Le fait de considérer que la confession est un acte culturel puisqu’il relève de l’acquis nous renvoie à la question de la laïcité. Force est de constater avec Henri Pena - Ruiz que « la laïcité est un principe de droit politique. Le mot qui désigne le principe. En Grec Laos, telle qu’elle se comprend, dés lors qu’elle se fonde sur trois exigences indissociables : la liberté de la conscience, la liberté des citoyens quelles que soient leurs convictions spirituelles, leur sexe ou leur origine, et la visée de l’intérêt général du bien commun à tous, comme seule raison d’être de l’Etat. »
Il est clair que la notion de laïcité entant que facteur unificateur des citoyens demeure dans la raison d’être de l’Etat, lequel doit être le garant de la pluralité engendrée par le Laos. Cette pluralité s’exprime par la liberté de conscience. En d’autres termes ; chaque citoyen est libre de choisir sa conviction spirituelle, tout en respectant la différence dans l’unité et le choix d’autrui qui favorise la cohabitation du Laos avec la pluralité. Ceci contribue au renforcement de la raison d’être de l’Etat, synonyme d’objectivation de l’intérêt général et à la consolidation de la primauté du Droit.
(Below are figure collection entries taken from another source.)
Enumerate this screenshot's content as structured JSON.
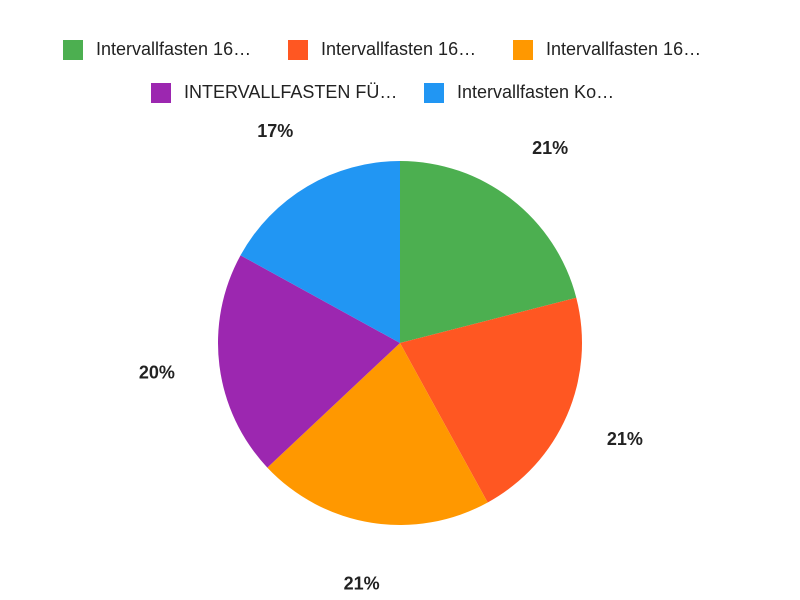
{
  "chart_data": {
    "type": "pie",
    "categories": [
      "Intervallfasten 16…",
      "Intervallfasten 16…",
      "Intervallfasten 16…",
      "INTERVALLFASTEN FÜ…",
      "Intervallfasten Ko…"
    ],
    "values": [
      21,
      21,
      21,
      20,
      17
    ],
    "value_labels": [
      "21%",
      "21%",
      "21%",
      "20%",
      "17%"
    ],
    "colors": [
      "#4caf50",
      "#ff5722",
      "#ff9800",
      "#9c27b0",
      "#2196f3"
    ],
    "legend": "top"
  }
}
Toute fois, toute perception de la liberté de conscience qui croit en une seule vérité et lui assigne un sens projecteur d’un discours pariant sur un imaginaire social démuni du questionnement et incapable de tailler le concept, écorne l’universalité Humaine du Droit entant que garant de la multiplication du choix et fait perdre « la souveraineté de chaque homme sur ses pensées ».
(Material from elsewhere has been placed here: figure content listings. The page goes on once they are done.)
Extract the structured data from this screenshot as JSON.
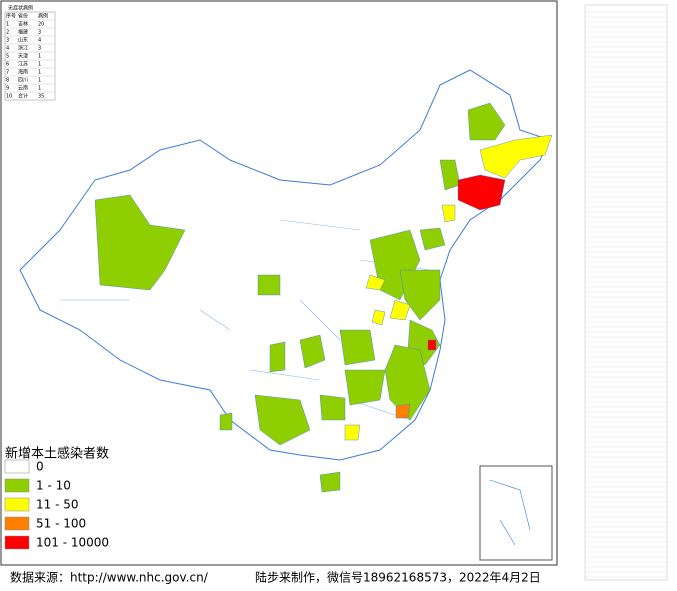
{
  "left_table": {
    "title": "无症状病例",
    "header": [
      "序号",
      "省份",
      "病例"
    ],
    "rows": [
      [
        "1",
        "吉林",
        "20"
      ],
      [
        "2",
        "福建",
        "3"
      ],
      [
        "3",
        "山东",
        "4"
      ],
      [
        "4",
        "浙江",
        "3"
      ],
      [
        "5",
        "天津",
        "1"
      ],
      [
        "6",
        "江苏",
        "1"
      ],
      [
        "7",
        "海南",
        "1"
      ],
      [
        "8",
        "四川",
        "1"
      ],
      [
        "9",
        "云南",
        "1"
      ],
      [
        "10",
        "合计",
        "35"
      ]
    ]
  },
  "legend": {
    "title": "新增本土感染者数",
    "items": [
      {
        "label": "0",
        "color": "#ffffff"
      },
      {
        "label": "1 - 10",
        "color": "#8fce00"
      },
      {
        "label": "11 - 50",
        "color": "#ffff00"
      },
      {
        "label": "51 - 100",
        "color": "#ff7f00"
      },
      {
        "label": "101 - 10000",
        "color": "#ff0000"
      }
    ]
  },
  "footer": {
    "source": "数据来源：http://www.nhc.gov.cn/",
    "credit": "陆步来制作，微信号18962168573，2022年4月2日"
  }
}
La tolérance ne peut être à mes yeux perçue qu’en relation avec la liberté, sinon on risque davantage de la fragiliser. Il s’ensuit que « la tolérance reste en position d’infériorité par rapport à ce qui est donné comme norme », dans la mesure où cette tolérance dépend du tempérament de l’autorité qui prescrit les normes du culte dominateur. La tolérance dans ce cas revêt une forme de pardon exprimant une certaine « souplesse » passagère de la part des détenteurs du pouvoir politico-religieux vis-à-vis d’un acte ou idée qui risquent de nuire au sacré. Du coup la tolérance reste en deçà de ce qui est donné comme norme, pour paraphraser Henri Pena-Ruiz.
En revanche, le respect de l’égalité des citoyens dans le pluralisme spirituel qui n’est autre que le renforcement de la liberté, préserve la tolérance non seulement comme disposition éthique à l’écoute et au dialogue mais aussi comme disposition juridique dont l’Etat est l’assureur du Droit à la différence et au pluralisme culturel. Seule l’uniformité favorise le désordre et susceptible d’alimenter l’imprévisible. La tolérance ne peut donc évoluer qu’au sein de la laïcité qui n’est pas, encore une fois, contraire à la liberté de conscience que l’Etat de Droit doit sauvegarder.